Now I understand what those ND filters on my current camera are for, and also realize my still photography background, wanting a crystal clear picture, can be counter-intuitive to nice smooth video where a bit of blur is the way to go. I will use the ND filters on those bright sunny days.

This makes clear my recent post about what is the best recording mode, that choppy look in 30p and I could not figure it out. I think I just raised the bar on my video work.
musicvid10 wrote on 11/20/2011, 9:27 AM
I ran a bit of Bob's footage through motion blur in Vegas and i have to agree. My idea would only work to smooth video that is a "little" too sharp, and maybe not very well at all at IVTC or PAL frame rates.

It also occurred to me that the effects of fast shutter may be more pronounced to the human eye at 25p than at 30p -- moreso than the math would suggest (15%). Maybe perceived flicker reaches some kind of threshold at some point.
johnmeyer wrote on 11/20/2011, 12:42 PM
As always, there are plugins for AVISynth that can do "real" motion blur, using motion estimation. This would probably be at least as good (or bad) as AE, and certainly better than any simple-minded motion blur that just averages frames (ugh!). The search word for this is MFlowBlur.
farss wrote on 11/20/2011, 2:01 PM
"It also occurred to me that the effects of fast shutter may be more pronounced to the human eye at 25p than at 30p -- moreso than the math would suggest (15%). Maybe perceived flicker reaches some kind of threshold at some point. "

Absolutely.
Obviously the place where the most work has been done on this is for cinema. A 35mm film projector uses a 2 blade shutter, the eye is flashed twice with the same image. 8mm projectors use a 3 blade shutter to avoid noticeable flicker and stobing because of the lower frame rate of 8mm. Screen brightness and venue illumination are both carefully controlled and there's a considerable number of paramters to consider when shooting film at 24fps and nothing changes when shooting digital. Well actually something does change because digital film cameras also have Detail settings and yes, it seems edge enhancement is also a factor in human perception of this problem.
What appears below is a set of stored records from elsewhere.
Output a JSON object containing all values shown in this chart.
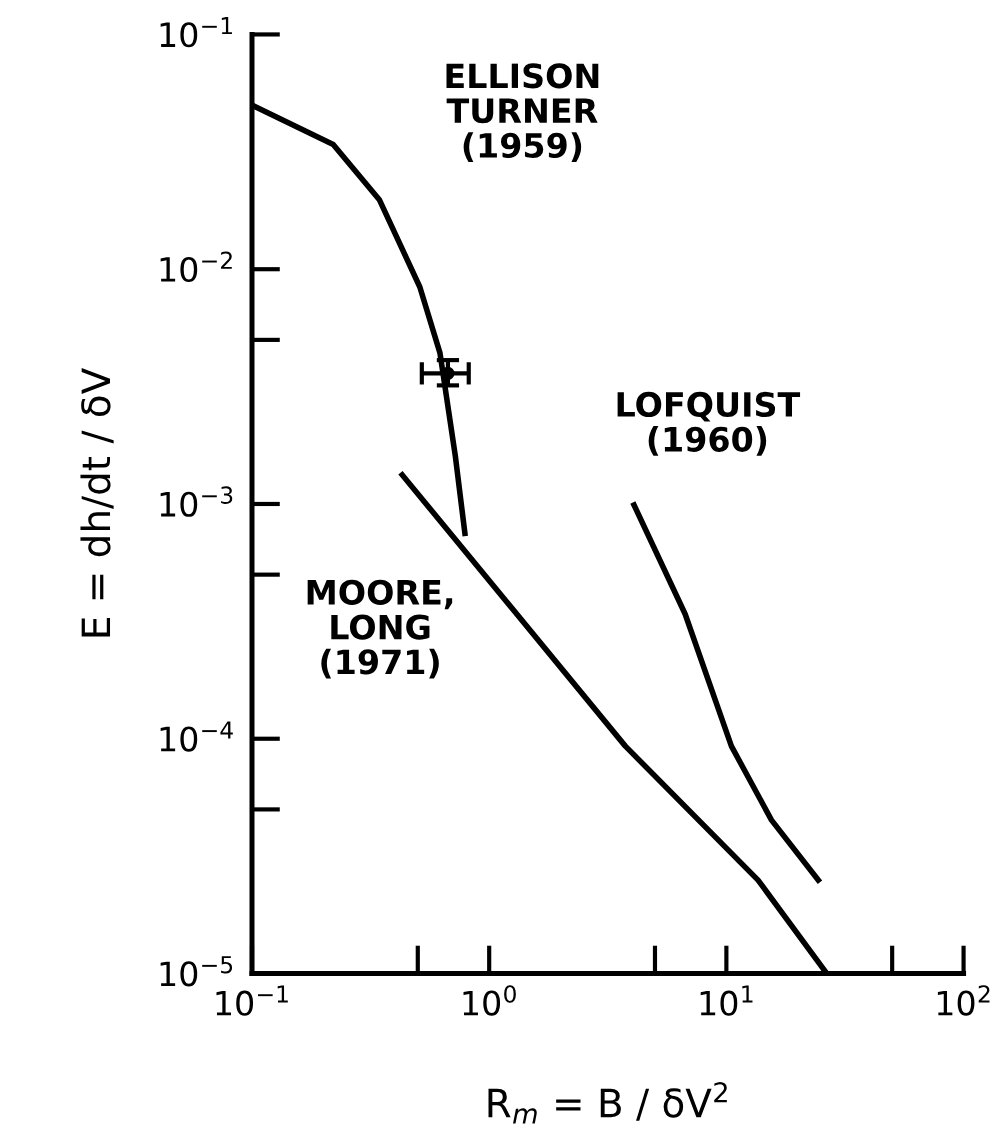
{
  "chart_data": {
    "type": "line",
    "xlabel": "R$_{m}$ = B / δV$^{2}$",
    "ylabel": "E = dh/dt / δV",
    "log": "xy",
    "grid": false,
    "legend": false,
    "marker": "none",
    "line_style": "solid",
    "xlim": [
      0.1,
      100
    ],
    "ylim": [
      1e-05,
      0.1
    ],
    "xticks": [
      {
        "value": 0.1,
        "label": "10$^{−1}$"
      },
      {
        "value": 0.5,
        "label": null
      },
      {
        "value": 1,
        "label": "10$^{0}$"
      },
      {
        "value": 5,
        "label": null
      },
      {
        "value": 10,
        "label": "10$^{1}$"
      },
      {
        "value": 50,
        "label": null
      },
      {
        "value": 100,
        "label": "10$^{2}$"
      }
    ],
    "yticks": [
      {
        "value": 1e-05,
        "label": "10$^{−5}$"
      },
      {
        "value": 5e-05,
        "label": null
      },
      {
        "value": 0.0001,
        "label": "10$^{−4}$"
      },
      {
        "value": 0.0005,
        "label": null
      },
      {
        "value": 0.001,
        "label": "10$^{−3}$"
      },
      {
        "value": 0.005,
        "label": null
      },
      {
        "value": 0.01,
        "label": "10$^{−2}$"
      },
      {
        "value": 0.1,
        "label": "10$^{−1}$"
      }
    ],
    "series": [
      {
        "name": "ELLISON\nTURNER\n(1959)",
        "color": "#000000",
        "x": [
          0.1,
          0.22,
          0.345,
          0.51,
          0.62,
          0.72,
          0.79
        ],
        "values": [
          0.05,
          0.034,
          0.0197,
          0.0084,
          0.0044,
          0.0016,
          0.00075
        ]
      },
      {
        "type": "scatter",
        "marker": "circle",
        "color": "#000000",
        "x": [
          0.67
        ],
        "values": [
          0.0036
        ],
        "errors": [
          [
            0.0032,
            0.0041
          ]
        ],
        "xerrors": [
          [
            0.52,
            0.82
          ]
        ]
      },
      {
        "name": "MOORE,\nLONG\n(1971)",
        "color": "#000000",
        "x": [
          0.43,
          3.75,
          13.6,
          26.5
        ],
        "values": [
          0.00133,
          9.3e-05,
          2.5e-05,
          1e-05
        ]
      },
      {
        "name": "LOFQUIST\n(1960)",
        "color": "#000000",
        "x": [
          4.08,
          6.7,
          10.5,
          15.5,
          24.4
        ],
        "values": [
          0.00099,
          0.00034,
          9.3e-05,
          4.5e-05,
          2.5e-05
        ]
      }
    ]
  }
}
If you look at the video of mine on YT at 360 in YT's native image size it's kind of hard to see the problem. At 720p full screen it is more noticeable.
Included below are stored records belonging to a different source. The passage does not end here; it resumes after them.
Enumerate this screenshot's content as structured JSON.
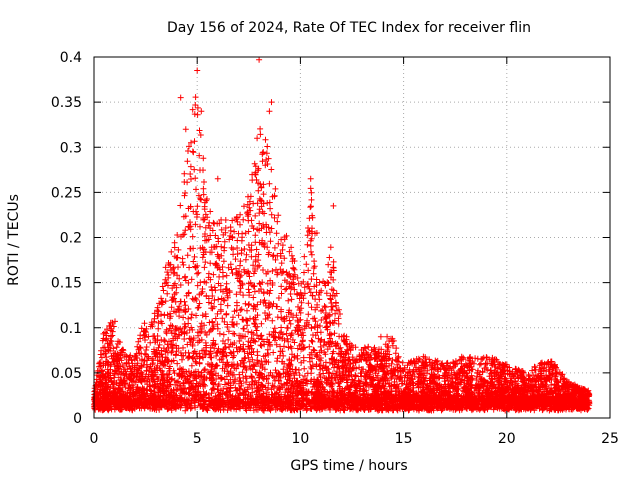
{
  "chart_data": {
    "type": "scatter",
    "title": "Day 156 of 2024, Rate Of TEC Index for receiver flin",
    "xlabel": "GPS time / hours",
    "ylabel": "ROTI / TECUs",
    "xlim": [
      0,
      25
    ],
    "ylim": [
      0,
      0.4
    ],
    "grid": true,
    "marker": "+",
    "color": "#ff0000",
    "x_ticks": [
      {
        "value": 0,
        "label": "0"
      },
      {
        "value": 5,
        "label": "5"
      },
      {
        "value": 10,
        "label": "10"
      },
      {
        "value": 15,
        "label": "15"
      },
      {
        "value": 20,
        "label": "20"
      },
      {
        "value": 25,
        "label": "25"
      }
    ],
    "y_ticks": [
      {
        "value": 0,
        "label": "0"
      },
      {
        "value": 0.05,
        "label": "0.05"
      },
      {
        "value": 0.1,
        "label": "0.1"
      },
      {
        "value": 0.15,
        "label": "0.15"
      },
      {
        "value": 0.2,
        "label": "0.2"
      },
      {
        "value": 0.25,
        "label": "0.25"
      },
      {
        "value": 0.3,
        "label": "0.3"
      },
      {
        "value": 0.35,
        "label": "0.35"
      },
      {
        "value": 0.4,
        "label": "0.4"
      }
    ],
    "series": [
      {
        "name": "ROTI",
        "envelope": [
          [
            0,
            0.035
          ],
          [
            0.5,
            0.1
          ],
          [
            1,
            0.11
          ],
          [
            1.5,
            0.07
          ],
          [
            2,
            0.07
          ],
          [
            2.5,
            0.12
          ],
          [
            3,
            0.12
          ],
          [
            3.5,
            0.17
          ],
          [
            4,
            0.2
          ],
          [
            4.5,
            0.3
          ],
          [
            5,
            0.38
          ],
          [
            5.5,
            0.25
          ],
          [
            6,
            0.22
          ],
          [
            6.5,
            0.22
          ],
          [
            7,
            0.23
          ],
          [
            7.5,
            0.25
          ],
          [
            8,
            0.33
          ],
          [
            8.5,
            0.3
          ],
          [
            9,
            0.22
          ],
          [
            9.5,
            0.2
          ],
          [
            10,
            0.14
          ],
          [
            10.5,
            0.26
          ],
          [
            11,
            0.14
          ],
          [
            11.5,
            0.2
          ],
          [
            12,
            0.1
          ],
          [
            12.5,
            0.08
          ],
          [
            13,
            0.08
          ],
          [
            13.5,
            0.08
          ],
          [
            14,
            0.08
          ],
          [
            14.5,
            0.09
          ],
          [
            15,
            0.06
          ],
          [
            16,
            0.07
          ],
          [
            17,
            0.06
          ],
          [
            18,
            0.07
          ],
          [
            19,
            0.07
          ],
          [
            20,
            0.06
          ],
          [
            21,
            0.05
          ],
          [
            22,
            0.07
          ],
          [
            23,
            0.04
          ],
          [
            24,
            0.03
          ]
        ],
        "outliers": [
          [
            5,
            0.385
          ],
          [
            8,
            0.397
          ],
          [
            8.6,
            0.35
          ],
          [
            4.2,
            0.355
          ],
          [
            4.45,
            0.32
          ],
          [
            5.2,
            0.34
          ],
          [
            8.5,
            0.34
          ],
          [
            7.9,
            0.31
          ],
          [
            10.5,
            0.265
          ],
          [
            11.6,
            0.235
          ],
          [
            10.8,
            0.205
          ],
          [
            6.0,
            0.265
          ],
          [
            8.3,
            0.28
          ],
          [
            4.7,
            0.305
          ],
          [
            12.0,
            0.09
          ],
          [
            13.9,
            0.09
          ],
          [
            14.2,
            0.09
          ],
          [
            3.7,
            0.17
          ]
        ]
      }
    ]
  }
}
So if you take all that on board then mathematically you can see that the difference between 24/25 fps and 30fps is more than just the linear difference in the frame rate would suggest. 30p is oftenly promoted as a good compromise, it still retains some of the aesthetic of 24p without all the problems of acquisition and presentation.

Bob.
Laurence wrote on 11/21/2011, 5:31 PM
One of the issues with using DSLRs for video is the lack of built in ND filters. Purists get around this by using a matte box an square ND filters, but I find that an adjustable ND filter works quite well. Basically an adjustable and filter is made up of two polarized lenses attached together. As you turn the front one, it gets progressively darker. It works quite well in a run and gun situation where you don't want to be constantly changing ND filters.
musicvid10 wrote on 11/21/2011, 7:55 PM
That's a still photography technique that has been around as long as I can remember. Because the polarization effect varies with the angle and intensity of reflected light, the amount of reduction is "about" 2 stops with both rings at horizontal, but the fully "stopped down" amount (polarizers at 90 deg relative) actually varies quite a bit from scene to scene. At that position the sky can turn unnaturally dark.
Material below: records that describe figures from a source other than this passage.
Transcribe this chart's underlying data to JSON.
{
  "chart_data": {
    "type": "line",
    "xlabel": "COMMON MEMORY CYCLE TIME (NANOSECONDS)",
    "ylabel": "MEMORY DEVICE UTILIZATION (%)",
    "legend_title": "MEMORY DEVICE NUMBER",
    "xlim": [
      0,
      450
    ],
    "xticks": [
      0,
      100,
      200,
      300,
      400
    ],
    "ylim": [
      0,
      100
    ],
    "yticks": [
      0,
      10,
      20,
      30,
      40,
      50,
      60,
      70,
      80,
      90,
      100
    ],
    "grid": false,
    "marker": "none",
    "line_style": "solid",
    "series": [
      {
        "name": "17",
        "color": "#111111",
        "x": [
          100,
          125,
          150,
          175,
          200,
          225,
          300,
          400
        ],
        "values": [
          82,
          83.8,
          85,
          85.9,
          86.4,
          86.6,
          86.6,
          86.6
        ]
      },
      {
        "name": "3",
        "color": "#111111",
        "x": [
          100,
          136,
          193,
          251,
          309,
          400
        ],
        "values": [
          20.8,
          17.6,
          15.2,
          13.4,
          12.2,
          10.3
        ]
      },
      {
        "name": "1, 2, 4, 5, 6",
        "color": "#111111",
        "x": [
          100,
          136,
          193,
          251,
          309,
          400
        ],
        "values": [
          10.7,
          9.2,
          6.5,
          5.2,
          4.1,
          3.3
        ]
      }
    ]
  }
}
But I agree, it would be a great added tool to have without the clutter of a matte box.
Serena wrote on 11/22/2011, 6:25 AM
In run-n-gun one doesn't generally wish to shoot at constant aperture and won't often be wanting to carefully control DoF, so I'm always surprised that people are so uptight about needing variable NDs because they don't want to be swapping NDs in a matte-box. Large sensors (such as super-35 and certainly not 5D) don't suffer diffraction degradation of definition until apertures get smaller than f/11. So in most instances a single ND (screw in or matte) will cover the circumstances of the shoot. True you do need a set of NDs, but doesn't everyone? And, as musicvid has pointed out, polas bring their own problems (e.g. pan a short focal length lens across the sky -- not nice!).